Convergence of the Expectation-Maximization Algorithm Through Discrete-Time Lyapunov Stability Theory
This provides a theoretical foundation for convergence analysis in statistics and machine learning, but it is incremental as it applies existing stability theory to a known algorithm.
The paper tackled the problem of analyzing the convergence of the Expectation-Maximization (EM) algorithm by reinterpreting it as a nonlinear dynamical system, and established its convergence using discrete-time Lyapunov stability theory to prove asymptotic stability.

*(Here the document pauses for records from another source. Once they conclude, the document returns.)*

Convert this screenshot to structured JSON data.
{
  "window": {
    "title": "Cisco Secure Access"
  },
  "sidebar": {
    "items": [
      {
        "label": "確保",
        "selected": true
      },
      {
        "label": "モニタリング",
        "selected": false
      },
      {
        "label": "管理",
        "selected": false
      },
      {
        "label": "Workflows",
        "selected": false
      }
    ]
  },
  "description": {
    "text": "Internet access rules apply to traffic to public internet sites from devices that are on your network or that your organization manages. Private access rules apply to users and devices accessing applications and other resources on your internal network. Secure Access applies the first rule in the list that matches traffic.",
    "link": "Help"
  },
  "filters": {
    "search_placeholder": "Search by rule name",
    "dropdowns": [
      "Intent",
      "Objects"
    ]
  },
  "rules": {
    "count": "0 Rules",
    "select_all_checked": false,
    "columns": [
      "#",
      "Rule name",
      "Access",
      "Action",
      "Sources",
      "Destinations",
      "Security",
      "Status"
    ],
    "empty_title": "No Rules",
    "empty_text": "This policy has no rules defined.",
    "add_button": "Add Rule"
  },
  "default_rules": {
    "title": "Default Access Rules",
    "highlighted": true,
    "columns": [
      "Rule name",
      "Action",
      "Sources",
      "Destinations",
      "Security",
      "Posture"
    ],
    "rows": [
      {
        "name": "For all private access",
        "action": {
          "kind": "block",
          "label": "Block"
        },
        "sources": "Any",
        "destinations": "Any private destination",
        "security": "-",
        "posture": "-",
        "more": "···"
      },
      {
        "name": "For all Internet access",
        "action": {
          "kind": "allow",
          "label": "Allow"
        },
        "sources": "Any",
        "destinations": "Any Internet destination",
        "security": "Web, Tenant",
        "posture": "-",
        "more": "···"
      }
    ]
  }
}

In this paper, we propose a dynamical systems perspective of the Expectation-Maximization (EM) algorithm. More precisely, we can analyze the EM algorithm as a nonlinear state-space dynamical system. The EM algorithm is widely adopted for data clustering and density estimation in statistics, control systems, and machine learning. This algorithm belongs to a large class of iterative algorithms known as proximal point methods. In particular, we re-interpret limit points of the EM algorithm and other local maximizers of the likelihood function it seeks to optimize as equilibria in its dynamical system representation. Furthermore, we propose to assess its convergence as asymptotic stability in the sense of Lyapunov. As a consequence, we proceed by leveraging recent results regarding discrete-time Lyapunov stability theory in order to establish asymptotic stability (and thus, convergence) in the dynamical system representation of the EM algorithm.